Around 7 my friend T came over, and we hung out with roomie and friend until around 8:30 when we trekked off to Molly Bloom's in down town Guelph. I got my regular scotch and T grabbed a beer, and we chitchatted about whatnot until around 1030, when the live music kicked in at MB's. The guy wasn't bad; we just wanted a change of scenery. We paid our tabs (2 scotches and a polar bear shot for me) and walked around the corner to Bobby O'Brian's. We grabbed a table near the open double doors at the edge of the restaurant. It was nice to have the cool breeze coming in.

This is when I discovered that scotch comes in doubles...

We stayed in BOB's until like 1:30. Just sitting and sipping and getting steadily unsteadier. At one point T popped outside for a smoke and I creeped the security dude hardcore. He was super cute. After my 3rd double of scotch I began to not feel my face anymore, so I decided it was quittin' time. I had been drinking water pretty steadily all night, and I had another glass to finish up and T had one also. We (I) wanted food then, and we wandered around looking for food and bathroom. Ended up at MB's again (yay)!

The live musician turned out to be much cuter than we had remembered. He was also pretty respectable musically. We sat and sang along and listened. I just loved the atmosphere at that time. I was relaxed, and there's something melancholy about a guy singing his heart out when no one listens.

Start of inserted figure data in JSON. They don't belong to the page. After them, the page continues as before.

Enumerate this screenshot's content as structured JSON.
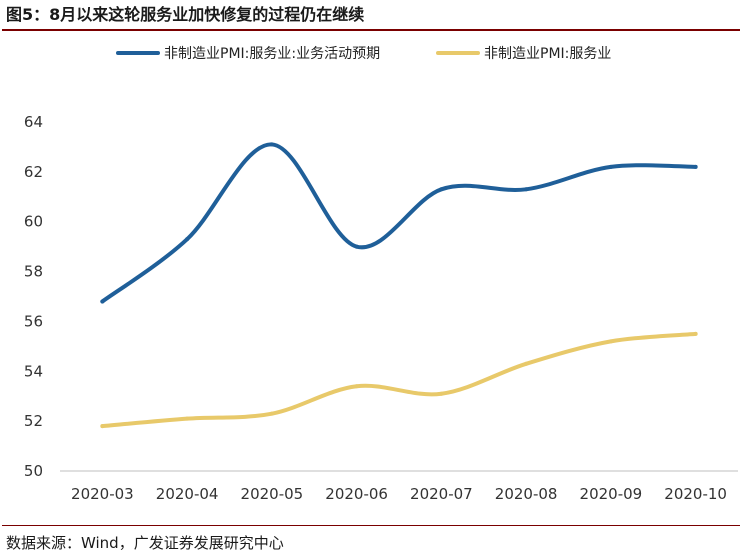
{
  "figure": {
    "title": "图5：8月以来这轮服务业加快修复的过程仍在继续",
    "source": "数据来源：Wind，广发证券发展研究中心"
  },
  "chart_data": {
    "type": "line",
    "categories": [
      "2020-03",
      "2020-04",
      "2020-05",
      "2020-06",
      "2020-07",
      "2020-08",
      "2020-09",
      "2020-10"
    ],
    "series": [
      {
        "name": "非制造业PMI:服务业:业务活动预期",
        "color": "#1f5f99",
        "values": [
          56.8,
          59.3,
          63.1,
          59.0,
          61.3,
          61.3,
          62.2,
          62.2
        ]
      },
      {
        "name": "非制造业PMI:服务业",
        "color": "#e8c96a",
        "values": [
          51.8,
          52.1,
          52.3,
          53.4,
          53.1,
          54.3,
          55.2,
          55.5
        ]
      }
    ],
    "ylim": [
      50,
      64
    ],
    "yticks": [
      50,
      52,
      54,
      56,
      58,
      60,
      62,
      64
    ],
    "grid": false,
    "legend": "top"
  }
}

And then this other random dickbag with a guitar had to ruin it by hijacking the show.

I do like pubs.

Last call came along (it was my first time ever being in a bar at last call) and musician guy wrapped it up and we ended up chatting with him for a bit. He was pretty cool from what I remember. I liked his persona, if that's a legit thing to say. He fit into a number of nice, comforting stereotypes.

And then we walked home in the rain. It was cold and wet, but it was nice. Rain is pretty.

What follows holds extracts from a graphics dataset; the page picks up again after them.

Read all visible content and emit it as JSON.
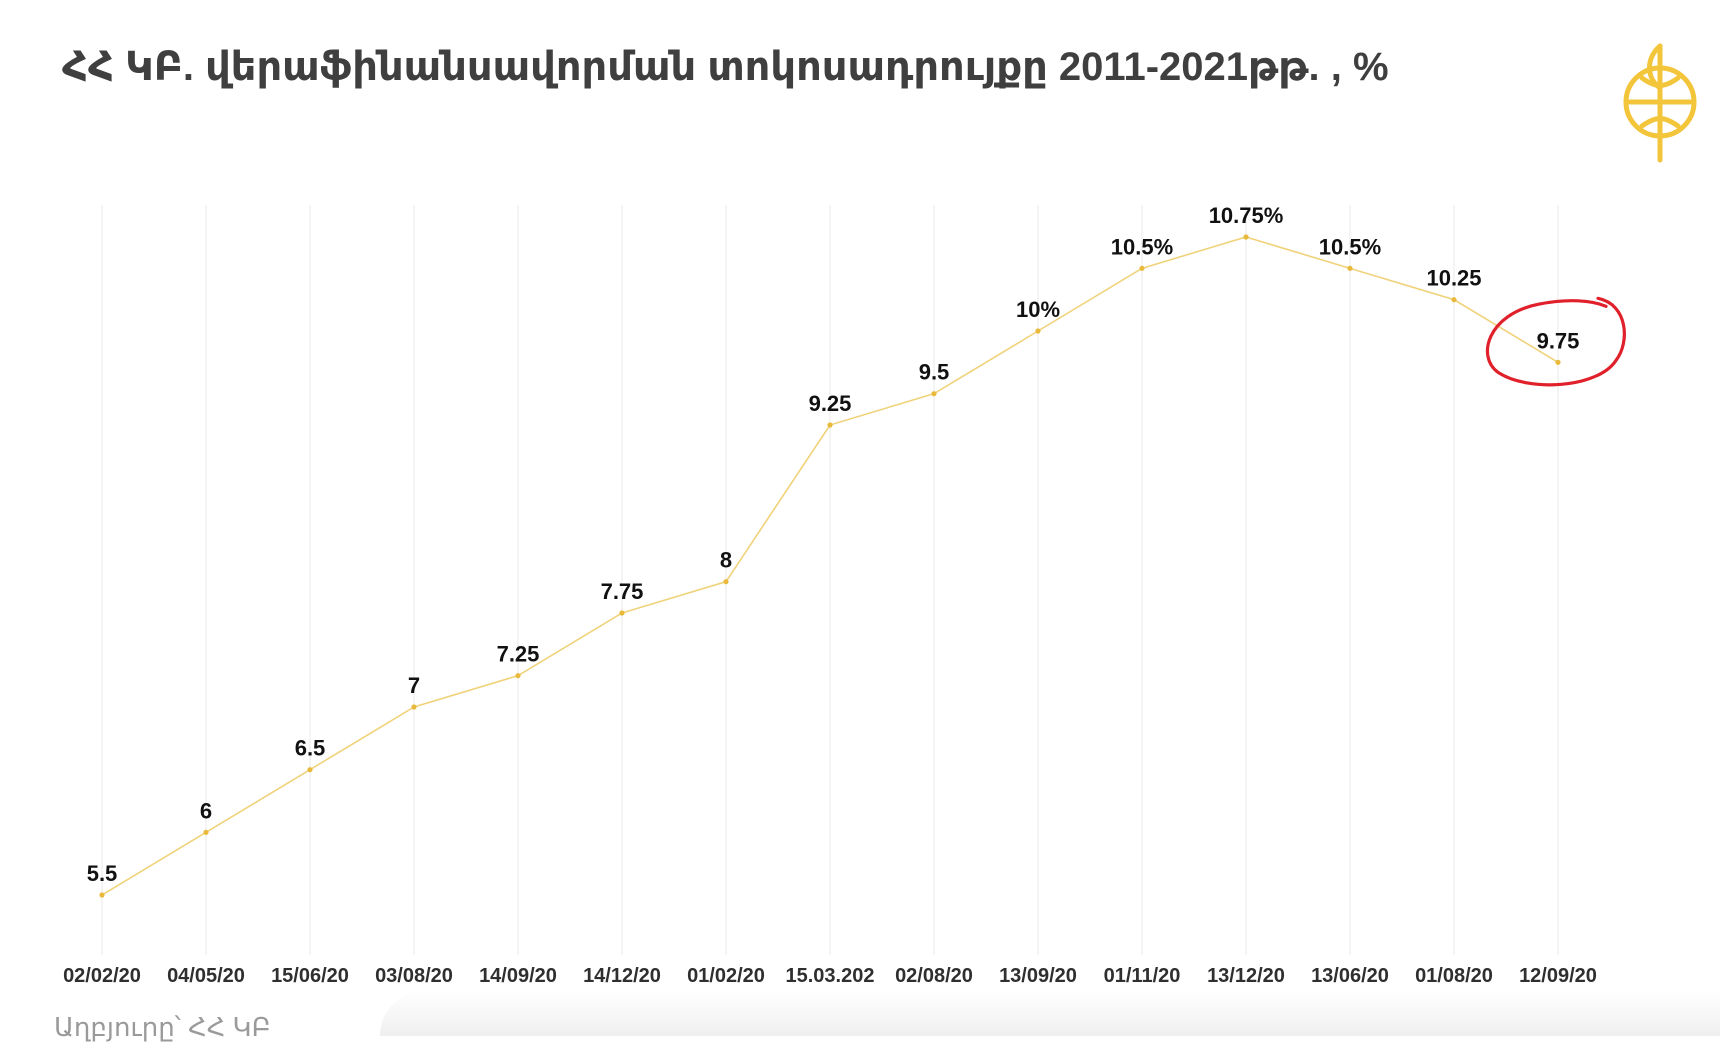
{
  "title": "ՀՀ ԿԲ. վերաֆինանսավորման տոկոսադրույքը  2011-2021թթ. , %",
  "source": "Աղբյուրը՝ ՀՀ ԿԲ",
  "colors": {
    "line": "#f0d27a",
    "point": "#e8b93a",
    "grid": "#e9e9e9",
    "highlight_circle": "#e0202a",
    "logo": "#f3c53b",
    "title": "#3f3f3f"
  },
  "chart_data": {
    "type": "line",
    "categories": [
      "02/02/20",
      "04/05/20",
      "15/06/20",
      "03/08/20",
      "14/09/20",
      "14/12/20",
      "01/02/20",
      "15.03.202",
      "02/08/20",
      "13/09/20",
      "01/11/20",
      "13/12/20",
      "13/06/20",
      "01/08/20",
      "12/09/20"
    ],
    "values": [
      5.5,
      6,
      6.5,
      7,
      7.25,
      7.75,
      8,
      9.25,
      9.5,
      10,
      10.5,
      10.75,
      10.5,
      10.25,
      9.75
    ],
    "data_labels": [
      "5.5",
      "6",
      "6.5",
      "7",
      "7.25",
      "7.75",
      "8",
      "9.25",
      "9.5",
      "10%",
      "10.5%",
      "10.75%",
      "10.5%",
      "10.25",
      "9.75"
    ],
    "highlighted_index": 14,
    "ylim": [
      5.5,
      10.75
    ],
    "grid": "vertical",
    "legend": "none"
  }
}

When we got back to the apartment we chatted with Vee and her friend. Her friend really bothers me. She also infected the whole place with pink eye so we need to wash our towels and couch so forth. Grr.

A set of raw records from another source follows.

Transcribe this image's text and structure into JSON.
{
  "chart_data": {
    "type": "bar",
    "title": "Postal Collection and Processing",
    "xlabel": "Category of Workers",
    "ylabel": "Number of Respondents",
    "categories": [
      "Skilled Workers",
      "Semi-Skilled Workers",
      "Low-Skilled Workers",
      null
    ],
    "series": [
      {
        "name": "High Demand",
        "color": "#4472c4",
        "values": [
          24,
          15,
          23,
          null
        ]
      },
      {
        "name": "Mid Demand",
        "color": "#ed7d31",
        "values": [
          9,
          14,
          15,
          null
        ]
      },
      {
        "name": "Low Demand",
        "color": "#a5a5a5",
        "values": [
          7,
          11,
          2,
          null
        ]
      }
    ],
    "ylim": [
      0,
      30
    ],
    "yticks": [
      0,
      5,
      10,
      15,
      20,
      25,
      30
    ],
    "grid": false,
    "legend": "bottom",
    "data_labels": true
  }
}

Bed at 4am, up for work at 645. Still raining. I wish I hadn't been going to work and had been awake anyway. (The weird dream I was having might have gotten me up). I should have wandered in that rain, I think. It seemed like a clarifying type of rain. Clarity would be nice.

This is a weird thing to say, but I resent people who are friends with their co-workers. For some reason I've never hung out with work people outside of work. I'm fairly happy with that. I do notice however that I'm out of the loop with all the drama and that bothers me. I've always been happy and proud to know stuff about my friends and to have the real stories about every situation. I like to know things. And in workplace drama I just don't have the option.

Anyway I'm currently having a hard time focusing (like vision) and typing words correctly. I think I need sleep. Dead. Tired.
and work again au matin.

In summary I had a jolly night last night. Lots of first times of things. First time getting more than a little tipsy. First time spending that much money on alcohol :S. First time enjoying live bar music. First time being out down town that late. Goooooood stufffff!

Wednesday, June 2, 2010

I happen to be really spacey today.
I missed my bus stop and when I got off I walked the wrong way for almost half a kilometre before catching on and turning around.

While walking, however, I happened to smell pine. That rainy, foresty smell made me miss home and Jemma and riding in the pinery on drizzly days like this.

Had a lovely debate last night about stereotypes. I am of the opinion that they are useful, and not necessarily bad. The guy I was talking to was trying to say first that categorizing people in any fashion is inherently bad, but it was concluded that classifications are necessary. He insisted that when making someone's acquaintance it is important not to judge them in any way (aka stereotype them). I disagree with that because it is simply more efficient to classify people. You should be willing to get to know them anyway, but if you have a general idea of what they like or how they act it will be easier to relate to them. We agreed that prejudice is wrong though.

I have a job now, in case someone didn't know. Back to the old Tim Hoes. At least I will have $.